6 nutrients in seafood that make it a superfood for your skin:
1) High quality protein
Seafood is an excellent source of protein which is an essential nutrient for tissue growth, development and rejuvenation. The body takes the protein you consume and breaks it down into amino acids, which are reused to form collagen and keratin, which are the structural components of the skin. Protein intake is also important to help the body get rid of old, damaged skin cells and create new ones.
2) Omega 3 fatty acids
Before we dive deep into chatting about how omega-3s are great for skin, it’s important to note that not all omega 3-s are the same! There are actually three main types. All omega-3s are polyunsaturated fats, but they can be further classified into:
EPA (eicosapentaenoic acid) and DHA (docosahexaenoic acid), which both come from fatty fish. EPA and DHA are called essential fatty acids because the body can’t produce them on it’s own, which is why we need to obtain adequate amounts from marine sources (like seafood).
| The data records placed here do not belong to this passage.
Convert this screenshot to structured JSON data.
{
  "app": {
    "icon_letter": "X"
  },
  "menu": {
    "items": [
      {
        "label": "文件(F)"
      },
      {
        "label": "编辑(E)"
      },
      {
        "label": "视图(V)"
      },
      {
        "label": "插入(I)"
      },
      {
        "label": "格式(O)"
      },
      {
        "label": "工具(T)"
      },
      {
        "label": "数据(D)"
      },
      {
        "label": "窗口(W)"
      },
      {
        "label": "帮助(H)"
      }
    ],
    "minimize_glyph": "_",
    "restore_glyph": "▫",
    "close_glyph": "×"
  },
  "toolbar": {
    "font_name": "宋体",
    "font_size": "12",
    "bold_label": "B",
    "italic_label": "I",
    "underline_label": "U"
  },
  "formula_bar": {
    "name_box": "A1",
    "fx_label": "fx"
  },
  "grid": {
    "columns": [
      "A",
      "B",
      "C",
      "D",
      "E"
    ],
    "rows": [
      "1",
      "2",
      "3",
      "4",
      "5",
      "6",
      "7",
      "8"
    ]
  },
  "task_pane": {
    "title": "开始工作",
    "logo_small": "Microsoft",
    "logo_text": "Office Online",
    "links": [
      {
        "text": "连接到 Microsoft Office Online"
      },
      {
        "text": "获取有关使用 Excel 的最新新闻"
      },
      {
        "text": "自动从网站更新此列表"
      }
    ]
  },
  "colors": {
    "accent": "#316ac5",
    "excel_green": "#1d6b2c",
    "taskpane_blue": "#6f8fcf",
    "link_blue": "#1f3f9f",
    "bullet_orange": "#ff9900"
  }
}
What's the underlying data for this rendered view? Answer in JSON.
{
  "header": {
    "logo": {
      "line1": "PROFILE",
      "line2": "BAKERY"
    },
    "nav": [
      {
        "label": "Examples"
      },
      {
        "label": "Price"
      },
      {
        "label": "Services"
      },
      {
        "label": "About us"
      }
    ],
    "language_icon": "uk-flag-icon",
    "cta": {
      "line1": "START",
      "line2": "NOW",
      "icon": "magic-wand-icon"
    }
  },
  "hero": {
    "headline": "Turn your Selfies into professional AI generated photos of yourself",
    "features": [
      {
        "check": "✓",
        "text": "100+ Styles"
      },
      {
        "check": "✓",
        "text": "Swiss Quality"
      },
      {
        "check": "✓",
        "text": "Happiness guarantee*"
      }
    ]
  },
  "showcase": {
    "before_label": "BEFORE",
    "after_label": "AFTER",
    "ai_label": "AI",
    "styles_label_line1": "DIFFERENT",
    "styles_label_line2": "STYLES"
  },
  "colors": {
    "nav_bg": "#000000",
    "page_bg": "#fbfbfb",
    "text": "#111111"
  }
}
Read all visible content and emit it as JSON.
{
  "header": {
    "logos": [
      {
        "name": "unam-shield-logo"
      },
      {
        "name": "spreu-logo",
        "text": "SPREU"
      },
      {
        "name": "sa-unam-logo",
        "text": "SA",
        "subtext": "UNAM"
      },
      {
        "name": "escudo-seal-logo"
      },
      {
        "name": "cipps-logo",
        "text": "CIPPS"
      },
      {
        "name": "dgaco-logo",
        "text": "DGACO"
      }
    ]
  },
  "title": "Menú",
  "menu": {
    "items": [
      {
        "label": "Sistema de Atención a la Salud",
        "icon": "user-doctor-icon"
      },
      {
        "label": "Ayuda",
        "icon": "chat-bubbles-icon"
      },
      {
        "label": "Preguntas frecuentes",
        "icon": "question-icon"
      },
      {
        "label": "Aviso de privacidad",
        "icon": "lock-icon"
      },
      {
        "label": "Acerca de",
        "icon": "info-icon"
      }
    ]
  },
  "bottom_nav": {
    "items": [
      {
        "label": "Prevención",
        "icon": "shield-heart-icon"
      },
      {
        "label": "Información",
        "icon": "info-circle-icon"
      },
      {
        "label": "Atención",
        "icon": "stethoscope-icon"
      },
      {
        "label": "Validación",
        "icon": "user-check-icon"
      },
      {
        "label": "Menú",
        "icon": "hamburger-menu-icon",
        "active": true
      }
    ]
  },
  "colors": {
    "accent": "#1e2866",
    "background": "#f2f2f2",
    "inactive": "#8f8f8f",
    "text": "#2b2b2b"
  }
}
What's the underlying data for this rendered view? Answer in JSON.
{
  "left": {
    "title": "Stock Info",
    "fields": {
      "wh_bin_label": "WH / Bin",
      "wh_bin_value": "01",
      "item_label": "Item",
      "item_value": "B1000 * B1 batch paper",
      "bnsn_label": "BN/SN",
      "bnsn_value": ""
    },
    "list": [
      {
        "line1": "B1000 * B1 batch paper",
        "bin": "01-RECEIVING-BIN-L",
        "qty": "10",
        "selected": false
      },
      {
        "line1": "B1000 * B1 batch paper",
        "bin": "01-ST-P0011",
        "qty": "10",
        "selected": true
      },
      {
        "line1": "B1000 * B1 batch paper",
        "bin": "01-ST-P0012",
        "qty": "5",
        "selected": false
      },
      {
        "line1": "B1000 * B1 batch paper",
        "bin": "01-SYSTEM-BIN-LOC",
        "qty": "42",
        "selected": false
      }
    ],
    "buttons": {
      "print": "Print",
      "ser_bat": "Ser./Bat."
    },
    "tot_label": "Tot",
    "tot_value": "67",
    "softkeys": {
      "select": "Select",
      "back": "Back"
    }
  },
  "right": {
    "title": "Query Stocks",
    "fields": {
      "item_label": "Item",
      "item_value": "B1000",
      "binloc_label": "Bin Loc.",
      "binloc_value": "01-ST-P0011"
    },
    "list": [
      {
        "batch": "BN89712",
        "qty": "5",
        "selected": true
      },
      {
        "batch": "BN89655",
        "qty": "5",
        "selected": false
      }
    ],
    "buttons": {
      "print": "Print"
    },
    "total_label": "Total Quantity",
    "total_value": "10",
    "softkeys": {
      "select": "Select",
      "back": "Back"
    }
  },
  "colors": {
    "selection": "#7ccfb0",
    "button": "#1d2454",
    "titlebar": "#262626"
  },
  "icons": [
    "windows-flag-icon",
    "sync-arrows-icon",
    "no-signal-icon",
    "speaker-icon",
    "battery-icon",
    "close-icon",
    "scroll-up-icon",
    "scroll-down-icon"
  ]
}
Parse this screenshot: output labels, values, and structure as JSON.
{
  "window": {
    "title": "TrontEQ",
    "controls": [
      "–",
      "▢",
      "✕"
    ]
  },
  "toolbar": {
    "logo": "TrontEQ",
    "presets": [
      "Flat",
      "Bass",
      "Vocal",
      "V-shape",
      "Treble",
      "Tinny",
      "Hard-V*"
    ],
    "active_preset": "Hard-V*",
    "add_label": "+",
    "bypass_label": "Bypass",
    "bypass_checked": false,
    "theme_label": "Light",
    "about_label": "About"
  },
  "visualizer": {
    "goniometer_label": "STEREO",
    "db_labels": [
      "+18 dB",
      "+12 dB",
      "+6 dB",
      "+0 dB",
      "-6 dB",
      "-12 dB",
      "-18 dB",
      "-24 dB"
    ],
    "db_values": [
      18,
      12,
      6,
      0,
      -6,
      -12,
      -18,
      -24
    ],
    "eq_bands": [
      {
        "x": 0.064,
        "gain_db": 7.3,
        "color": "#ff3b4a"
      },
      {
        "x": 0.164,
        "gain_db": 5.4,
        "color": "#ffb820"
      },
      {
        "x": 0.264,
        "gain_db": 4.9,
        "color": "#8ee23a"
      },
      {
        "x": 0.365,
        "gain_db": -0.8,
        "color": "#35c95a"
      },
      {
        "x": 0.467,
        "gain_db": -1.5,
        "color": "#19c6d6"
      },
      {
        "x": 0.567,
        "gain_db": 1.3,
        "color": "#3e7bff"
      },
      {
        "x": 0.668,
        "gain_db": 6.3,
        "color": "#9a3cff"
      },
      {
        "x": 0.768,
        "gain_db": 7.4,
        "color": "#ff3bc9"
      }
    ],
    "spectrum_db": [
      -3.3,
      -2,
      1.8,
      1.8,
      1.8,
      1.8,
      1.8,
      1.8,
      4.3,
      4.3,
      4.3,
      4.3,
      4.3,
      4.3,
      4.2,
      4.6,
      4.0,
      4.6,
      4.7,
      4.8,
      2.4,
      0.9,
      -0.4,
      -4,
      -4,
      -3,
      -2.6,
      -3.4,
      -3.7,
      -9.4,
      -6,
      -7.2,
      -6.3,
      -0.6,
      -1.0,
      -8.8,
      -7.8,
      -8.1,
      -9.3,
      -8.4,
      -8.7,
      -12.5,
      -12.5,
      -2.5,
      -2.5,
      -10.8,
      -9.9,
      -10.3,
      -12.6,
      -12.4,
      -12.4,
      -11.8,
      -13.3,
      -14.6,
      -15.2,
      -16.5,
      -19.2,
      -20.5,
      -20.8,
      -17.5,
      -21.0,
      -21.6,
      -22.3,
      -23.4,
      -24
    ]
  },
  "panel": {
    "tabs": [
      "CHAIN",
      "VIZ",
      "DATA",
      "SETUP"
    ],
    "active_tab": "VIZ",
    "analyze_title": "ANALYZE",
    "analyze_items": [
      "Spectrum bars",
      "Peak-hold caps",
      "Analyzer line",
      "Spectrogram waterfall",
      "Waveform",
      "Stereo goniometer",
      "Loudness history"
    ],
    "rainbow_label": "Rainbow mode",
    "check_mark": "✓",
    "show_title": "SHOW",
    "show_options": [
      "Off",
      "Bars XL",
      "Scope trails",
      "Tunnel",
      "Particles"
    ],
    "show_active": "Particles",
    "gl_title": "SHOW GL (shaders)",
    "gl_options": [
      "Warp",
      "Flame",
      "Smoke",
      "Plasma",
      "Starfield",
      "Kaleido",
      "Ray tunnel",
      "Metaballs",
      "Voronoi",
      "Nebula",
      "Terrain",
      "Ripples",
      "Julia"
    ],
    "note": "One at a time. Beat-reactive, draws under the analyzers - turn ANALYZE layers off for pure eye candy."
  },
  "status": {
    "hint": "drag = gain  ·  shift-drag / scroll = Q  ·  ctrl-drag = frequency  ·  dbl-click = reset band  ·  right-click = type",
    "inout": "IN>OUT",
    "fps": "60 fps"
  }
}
ALA (alpha-linolenic acid) are the omega-3s found in plant foods (vegetable oils, walnuts, flaxseed, hemp seeds, soybeans). Unfortunately, ALA omega-3s are not the active form of the fatty acid and therefore can’t be used by the body in the same way as EPA or DHA. To reap the same health benefits, ALA has to be converted in EPA and DHA, but this conversion rate is relatively low. For example, this study found that only ∼2 to 10% of ALA is converted to EPA or DHA.
So the general takeaway here is that seafood is really one of the FEW sources of EPA and DHA omega 3-s (the kind that are best used within the body!)
Now, the reason why omega-3s are important for your skin is because they help to decrease inflammation in the body, which helps your skin not look so red and puffy. The fish with the highest source of omega 3-s include trout, salmon, mackerel, herring, and sardines.